ASCOLI PICENO – I cambiamenti nell’illuminazione pubblica del comune di Ascoli Piceno sta occupando le pagine di tutti i quotidiani locali raccogliendo il diffuso malcontento popolare. Il fascino antico della luce gialla attraverso le lanterne pubbliche è stato soppiantato da moderne luci led a risparmio energetico dalla luce bianca che sta creando perplessità nei cittadini.
La scelta dell’amministrazione comunale sul nuovo assetto di illuminazione pubblica non convince gli ascolani e ha fatto sorgere molti interrogativi anche al Movimento 5 Stelle che ha iniziato ad approfondire la questione.

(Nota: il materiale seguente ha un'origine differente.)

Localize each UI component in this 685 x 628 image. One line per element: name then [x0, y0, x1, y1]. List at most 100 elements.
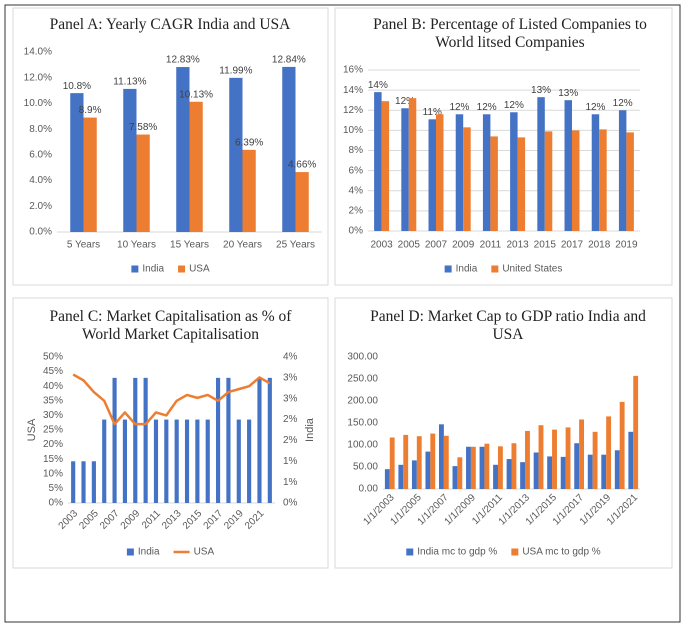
y-tick-label: 8.0%	[29, 124, 52, 135]
data-label: 11%	[423, 107, 442, 118]
bar	[599, 129, 607, 231]
bar	[544, 131, 553, 231]
y-tick-label: 8%	[349, 145, 364, 156]
bar	[497, 446, 503, 489]
bar	[572, 130, 580, 231]
data-label: 8.9%	[79, 105, 102, 116]
bar	[482, 114, 491, 231]
bar	[511, 443, 517, 489]
panel-title: Panel B: Percentage of Listed Companies …	[373, 16, 647, 51]
bar	[282, 66, 296, 233]
bar	[408, 98, 417, 231]
bar	[452, 466, 458, 489]
legend-item: India	[444, 264, 478, 275]
x-tick-label: 20 Years	[223, 240, 262, 251]
y-tick-label: 200.00	[347, 396, 378, 407]
panel-title: Panel C: Market Capitalisation as % of W…	[49, 308, 292, 343]
line	[72, 373, 271, 426]
data-label: 12%	[613, 98, 633, 109]
y-tick-label: 2%	[283, 435, 298, 446]
bar	[164, 419, 169, 503]
bar	[564, 100, 572, 231]
bar	[247, 419, 252, 503]
legend-label: USA mc to gdp %	[522, 547, 600, 558]
data-label: 7.58%	[129, 122, 157, 133]
legend-item: United States	[491, 264, 562, 275]
bar	[538, 425, 544, 489]
legend-item: USA	[173, 547, 215, 558]
x-tick-label: 2013	[160, 508, 184, 532]
y-tick-label: 3%	[283, 372, 298, 383]
bar	[136, 134, 150, 232]
x-tick-label: 2015	[534, 240, 557, 251]
x-tick-label: 2018	[588, 240, 611, 251]
legend-label: India mc to gdp %	[417, 547, 497, 558]
bar	[619, 401, 625, 489]
x-tick-label: 2009	[452, 240, 475, 251]
bar	[525, 430, 530, 489]
data-label: 10.13%	[179, 89, 213, 100]
bar	[133, 377, 138, 503]
data-label: 12%	[449, 102, 469, 113]
x-tick-label: 2003	[57, 508, 81, 532]
panel-title: Panel A: Yearly CAGR India and USA	[49, 16, 291, 33]
bar	[506, 459, 512, 489]
bar	[195, 419, 200, 503]
y-tick-label: 100.00	[347, 440, 378, 451]
legend-label: USA	[194, 547, 215, 558]
bar	[374, 92, 382, 231]
legend-label: India	[138, 547, 160, 558]
bar	[267, 377, 272, 503]
y-tick-label: 14.0%	[24, 47, 52, 58]
y-tick-label: 12%	[343, 105, 363, 116]
legend-label: India	[142, 264, 164, 275]
legend-item: India	[126, 547, 160, 558]
bar	[102, 419, 107, 503]
bar	[601, 454, 607, 489]
bar	[436, 114, 444, 231]
bar	[123, 88, 137, 233]
y-tick-label: 0.00	[359, 484, 379, 495]
bar	[547, 456, 553, 489]
bar	[614, 450, 620, 489]
legend-item: USA	[178, 264, 210, 275]
y-axis-title: USA	[26, 418, 38, 441]
data-label: 12.83%	[166, 55, 200, 66]
y-tick-label: 4.0%	[29, 175, 52, 186]
bar	[430, 433, 436, 489]
y-tick-label: 250.00	[347, 374, 378, 385]
legend-item: USA mc to gdp %	[511, 547, 601, 558]
y-tick-label: 25%	[43, 425, 63, 436]
y-tick-label: 6%	[349, 165, 364, 176]
data-label: 13%	[558, 88, 578, 99]
y-tick-label: 12.0%	[24, 72, 52, 83]
bar	[205, 419, 210, 503]
bar	[479, 446, 485, 489]
x-tick-label: 2005	[398, 240, 421, 251]
data-label: 13%	[531, 85, 551, 96]
bar	[91, 461, 96, 503]
y-tick-label: 300.00	[347, 352, 378, 363]
legend-item: India	[131, 264, 164, 275]
y-tick-label: 6.0%	[29, 149, 52, 160]
legend-label: USA	[189, 264, 210, 275]
x-tick-label: 10 Years	[117, 240, 156, 251]
x-tick-label: 2017	[561, 240, 584, 251]
y-tick-label: 10%	[43, 468, 63, 479]
legend-swatch	[511, 548, 519, 556]
data-label: 12.84%	[272, 55, 306, 66]
bar	[242, 149, 256, 232]
bar	[626, 132, 634, 231]
bar	[381, 101, 390, 231]
bar	[438, 424, 444, 489]
x-tick-label: 2019	[615, 240, 638, 251]
bar	[401, 108, 409, 231]
bar	[591, 114, 600, 231]
y-tick-label: 15%	[43, 454, 63, 465]
panel-frame	[334, 297, 673, 569]
bar	[389, 437, 395, 489]
bar	[493, 464, 498, 489]
x-tick-label: 2011	[480, 240, 502, 251]
x-tick-label: 15 Years	[170, 240, 209, 251]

I consiglieri Giacomo Manni e Massimo Tamburri si stanno adoperando, con una petizione on-line e cartacea, affinchè venga effettuata una più accurata riflessione sulla scelta del Comune di installare luci a led di colore bianco e con un irraggiamento della luce in modo verticale e quindi circoscritta ad un perimetro molto limitato producendo una sostanziale poca visibilità.
Gli interrogativi scaturiscono dal fatto che, a fronte di autorevoli indicazioni sull’arredo urbano presentate nel “Manuale Design per lo spazio pubblico della città di Ascoli Piceno” dall’Università di Architettura e Design di Camerino in collaborazione con l’amministrazione comunale, ai pentastellati non risulta nessuno studio illuminotecnico che stabilisca i parametri per l’illuminazione pubblica sia per le caratteristiche architettoniche della città che per una adeguata visibilità notturna.

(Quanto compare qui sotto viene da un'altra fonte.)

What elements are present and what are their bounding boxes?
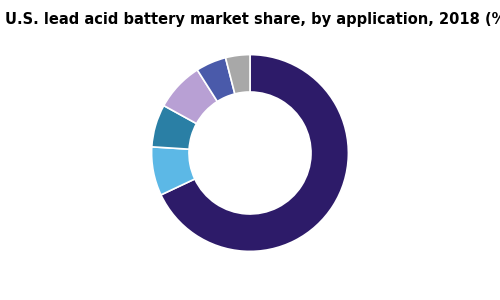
Wedge shape <box>198 58 235 101</box>
Wedge shape <box>152 106 196 149</box>
Wedge shape <box>152 147 195 195</box>
Wedge shape <box>164 70 218 124</box>
Wedge shape <box>161 55 348 251</box>
Text: U.S. lead acid battery market share, by application, 2018 (%): U.S. lead acid battery market share, by … <box>5 12 500 27</box>
Wedge shape <box>226 55 250 94</box>
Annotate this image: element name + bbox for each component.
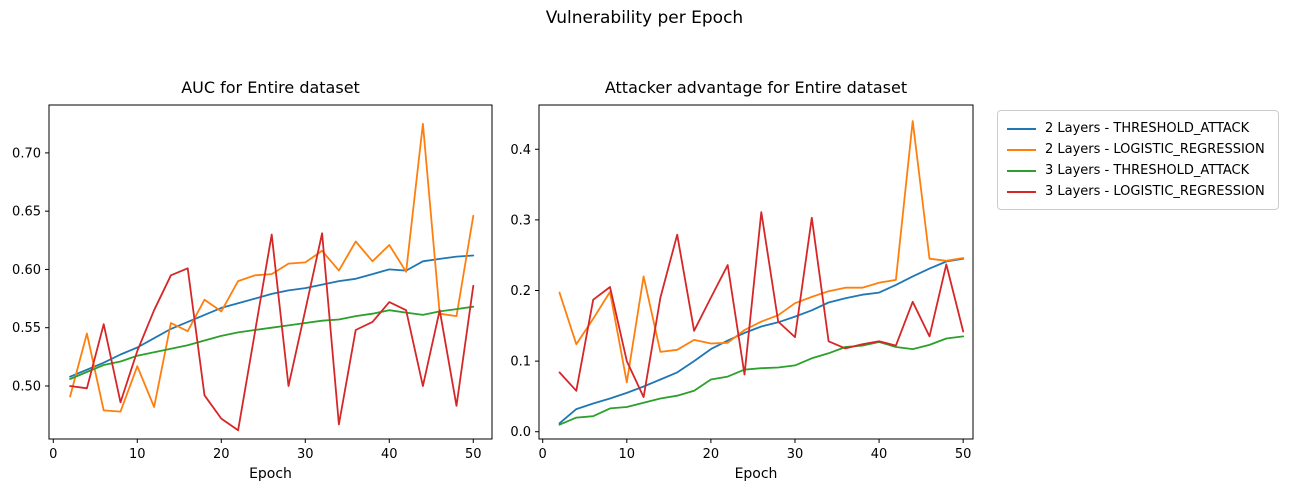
- line-2-layers-logistic-regression: [558, 120, 965, 384]
- x-tick-label: 20: [703, 447, 720, 462]
- line-3-layers-logistic-regression: [69, 232, 475, 432]
- legend-line-swatch: [1007, 127, 1036, 130]
- x-tick-label: 40: [381, 447, 398, 462]
- x-tick-label: 20: [213, 447, 230, 462]
- legend-label: 3 Layers - THRESHOLD_ATTACK: [1045, 163, 1250, 178]
- x-tick-label: 50: [955, 447, 972, 462]
- line-3-layers-logistic-regression: [558, 211, 965, 399]
- x-axis-label: Epoch: [249, 466, 292, 482]
- x-tick-label: 0: [49, 447, 57, 462]
- x-tick-label: 50: [465, 447, 482, 462]
- figure-suptitle: Vulnerability per Epoch: [545, 8, 744, 28]
- legend-line-swatch: [1007, 190, 1036, 193]
- legend: 2 Layers - THRESHOLD_ATTACK 2 Layers - LO…: [997, 110, 1279, 210]
- x-tick-label: 10: [619, 447, 636, 462]
- legend-line-swatch: [1007, 169, 1036, 172]
- legend-label: 3 Layers - LOGISTIC_REGRESSION: [1045, 184, 1265, 199]
- y-tick-label: 0.2: [510, 284, 531, 299]
- legend-item: 2 Layers - LOGISTIC_REGRESSION: [1007, 139, 1268, 160]
- y-tick-label: 0.60: [12, 263, 41, 278]
- legend-item: 2 Layers - THRESHOLD_ATTACK: [1007, 118, 1268, 139]
- axes-frame: [48, 104, 493, 440]
- y-tick-label: 0.50: [12, 379, 41, 394]
- legend-label: 2 Layers - THRESHOLD_ATTACK: [1045, 121, 1250, 136]
- legend-item: 3 Layers - LOGISTIC_REGRESSION: [1007, 181, 1268, 202]
- y-tick-label: 0.4: [510, 143, 531, 158]
- x-tick-label: 40: [871, 447, 888, 462]
- line-2-layers-threshold-attack: [558, 257, 965, 425]
- x-tick-label: 10: [129, 447, 146, 462]
- x-tick-label: 30: [787, 447, 804, 462]
- y-tick-label: 0.70: [12, 146, 41, 161]
- subplot-auc: AUC for Entire dataset 0.50 0.55 0.60 0.65 0.…: [12, 78, 493, 482]
- x-tick-label: 0: [539, 447, 547, 462]
- y-tick-label: 0.65: [12, 205, 41, 220]
- x-tick-label: 30: [297, 447, 314, 462]
- y-tick-label: 0.3: [510, 213, 531, 228]
- legend-item: 3 Layers - THRESHOLD_ATTACK: [1007, 160, 1268, 181]
- legend-line-swatch: [1007, 148, 1036, 151]
- subplot-title: Attacker advantage for Entire dataset: [605, 78, 907, 97]
- subplot-title: AUC for Entire dataset: [181, 78, 360, 97]
- y-tick-label: 0.0: [510, 425, 531, 440]
- axes-frame: [538, 104, 974, 440]
- x-axis-label: Epoch: [735, 466, 778, 482]
- line-3-layers-threshold-attack: [558, 335, 965, 426]
- legend-label: 2 Layers - LOGISTIC_REGRESSION: [1045, 142, 1265, 157]
- y-tick-label: 0.55: [12, 321, 41, 336]
- line-2-layers-logistic-regression: [69, 122, 475, 413]
- y-tick-label: 0.1: [510, 355, 531, 370]
- subplot-advantage: Attacker advantage for Entire dataset 0.0…: [510, 78, 974, 482]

Il manuale, nella parte riservata alle schede tipologiche, in merito all’illuminazione pubblica specifica le linee guida da seguire in merito ai pali, al corpo illuminante e all’intensità luminosa proponendo un’ammodernamento, per un risparmio energetico, con luci led, adeguate al contesto urbano e nel rispetto degli indici illuminotecnici previsti dal codice della strada.
“Disposizioni per sostituzione/integrazione/nuova progettazione illuminazione assi viari.
Risulta opportuno aggiornare la tipologia a braccio artistico con lanterna alla tecnologia a led con sistema di retrofitting. I fari rappresentano una tipologia ormai superata se ne consiglia la sostituzione con elementi illuminanti a risparmio energetico previo studio illuminotecnico e di fattibilità.
I sistemi di illuminazione stradale debbono essere adeguati per tipologia, per distribuzione e per intensità di illuminazione alla tipologia varia. Le linee di alimentazione elettrica e le conseguenti apparecchiature di servizio dovranno trovare attento sviluppo e collocazione; la qualità della luce oltre a garantire la visibilità ambientale deve essere volta alla valorizzazione dell’architettura e dell’insieme; sono richiesti alti coefficienti di luminanza media con luce dall’alto compresa tra 15 e 30 lux tali da permettere ai conducenti di autoveicoli a velocità medie consentite una continua visibilità ed un effetto colorico luminoso non abbagliante. In corrispindenza dei passaggi pedonali deve essere garantita una luminanza edia sulla carreggiata di almeno 2cd/mq. Inoltre devono essere ben illuminati anche i due punti terminali del passaggio pedonale. Nelle zone pedonali interessate dal transito veicolare l’intensità nominale dell’illuminazione deve essere almeno di 120lux.
Non è consentito l’illuminazione di corpi illuminanti senza un preventivo studio illuminotecnico. Si rimanda al codice della strada per la definizione degli indici illuminotecnici minimi da garantire per le diverse situazioni”. (Pagg. 46 e segg. – parte seconda –schede tipologiche).

E’ proprio su questa problematica che si focalizza l’attenzione di Tamburri e Manni che hanno intrapreso una meticolosa ricerca e consultazione per fare chiarezza su questa scelta di illuminazione che tanto fa discutere.